In April 2017, a new Construction Materials Testing Laboratory was officially opened during an inauguration ceremony at the Afghan Geological Survey (AGS) attended by the UK’s Ambassador to Afghanistan, H.E. Dominic Jermey, and Deputy Minister Sadaat from the Afghan Ministry of Mines and Petroleum (MoMP).
The opening the laboratory, together with training AGS staff, is the culmination of one of three projects undertaken by BGSI (IGS) as part of the DFID-funded Extractive Sector Support Programme (ESSP).
The laboratory has been supplied with the very latest equipment capable of undertaking more than 30 different tests on different types of construction material, making this facility the most modern and most capable raw material testing laboratory in Afghanistan.

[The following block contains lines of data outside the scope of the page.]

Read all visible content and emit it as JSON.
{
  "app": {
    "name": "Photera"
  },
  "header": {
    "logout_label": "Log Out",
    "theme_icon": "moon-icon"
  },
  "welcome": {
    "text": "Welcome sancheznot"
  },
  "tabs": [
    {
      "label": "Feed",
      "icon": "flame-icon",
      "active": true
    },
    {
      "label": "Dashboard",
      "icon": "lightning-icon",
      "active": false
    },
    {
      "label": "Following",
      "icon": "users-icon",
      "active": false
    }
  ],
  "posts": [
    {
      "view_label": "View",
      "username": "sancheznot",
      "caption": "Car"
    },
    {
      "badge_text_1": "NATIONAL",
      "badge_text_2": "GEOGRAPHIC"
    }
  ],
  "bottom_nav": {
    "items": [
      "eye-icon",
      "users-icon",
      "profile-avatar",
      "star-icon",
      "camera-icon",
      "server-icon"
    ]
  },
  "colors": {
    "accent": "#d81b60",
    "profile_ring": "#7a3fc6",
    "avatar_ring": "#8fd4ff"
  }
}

The equipment in this laboratory will enable the AGS and the MoMP to undertake qualitative testing on a range of different construction materials, e.g. limestone, granite, and marble, to understand their properties, including strength, porosity, and resistance to abrasion.
The laboratory will also help the Afghan small-scale mining industry, since it will be able to assist quarry operators to assess the quality of their resources. For example, marble quarry operators will be able to bring in samples of their products for testing and use the test results to attract higher fees for their products, whilst ensuring they are used for the most appropriate specifications. If Afghan marble producers are better able to understand the potential value of their product, they are less likely to want to sell their quarry material at a lower price and can demand higher prices for their product.
Additionally, this laboratory will enable the Afghan government, through the MoMP, to make informed decisions regarding the choice of materials used in infrastructure and construction projects. This will help to ensure the longevity of buildings and roads, and will ultimately save the Afghan government time and resources.
After the inauguration, the Ambassador and Deputy Minister were interviewed by journalists from national and international organisations, including the BBC.